Imagine a young pitcher named Wendy from my beloved hypothetical E Street League. Wendy gets the call for the Opening Day roster and outperforms her DIPS numbers in her first season. What are the odds that she is an Overachiever? The probability of her beating her DIPS stats if he is an Overachiever is 75 percent. Multiply that by the 15-percent chance of her being an Overachiever and divide by the general population’s 47.5-percent chance of beating DIPS, and the odds that she’s an Overachiever are 23.7 percent. So after one year of observed overachieving, the odds of a pitcher being a true Overachiever are less than one in four.
Now say Wendy keeps it up for a second year—what could we infer about her true nature then? Overachievers have a 56.2-percent chance of beating their DIPS numbers two years in a row, compared to 25-percent and 6.3-percent odds for Normals and Underachievers, respectively. Yet because Overachievers are but a minority of the population of MLB pitchers, Wendy’s odds of being one of them are just 33.8 percent — barely over one in three.
So how long would it take before we could confidently describe Wendy as an Overachiever?
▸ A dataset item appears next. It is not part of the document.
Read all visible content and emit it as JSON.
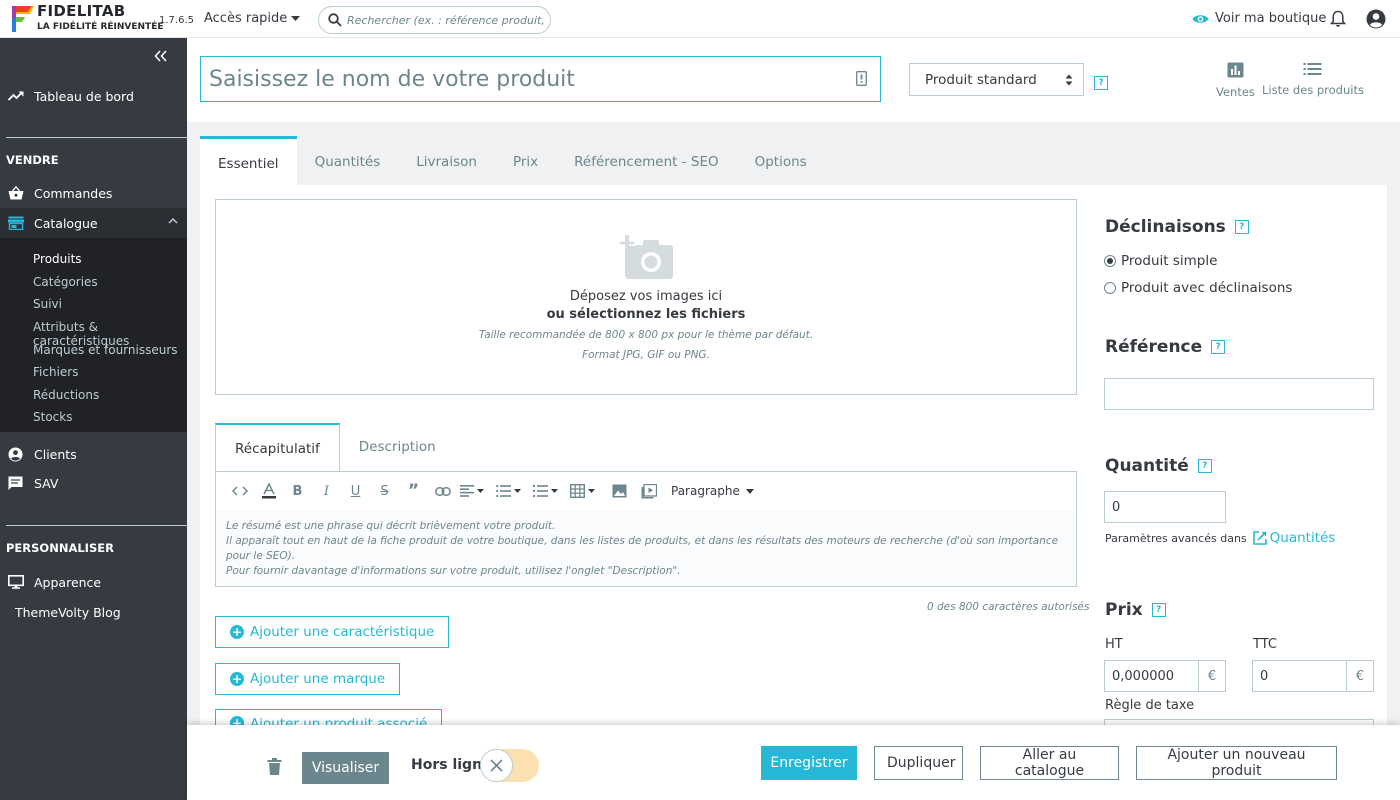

Here’s a look at how the probability increases over time:
Seasons |
Probability |
1 |
23.7% |
2 |
33.8% |
3 |
44.5% |
4 |
55.2% |
5 |
65.2% |
6 |
73.9% |
7 |
81.0% |
8 |
86.5% |
9 |
90.6% |
10 |
93.5% |
It takes four years of consistent overachieving before we can say that Wendy is more likely to be an Overachiever than not, and even then a 55.2-percent chance is hardly a slam dunk. Even after a decade we could not reject the null hypothesis that she is a Normal at the five-percent level (though that comes in Year 11). That’s a lot longer than most of us seem to think.
When Does Underachieving Signify Lack of Skill?
We can do a similar analysis to estimate the probability that a pitcher is an Underachiever given observed underachieving. Take the case of Janey, another pitcher from the E Street League. In her rookie season, she underperforms her peripheral numbers. It is easier for her to be classified as an Underachiever in this model than it was for Wendy to be categorized as an Overachiever because of the assumption that there are more of the former than of the latter. Even so, the odds of Janey’s being a true Underachiever after one season of observation are just 35.7 percent.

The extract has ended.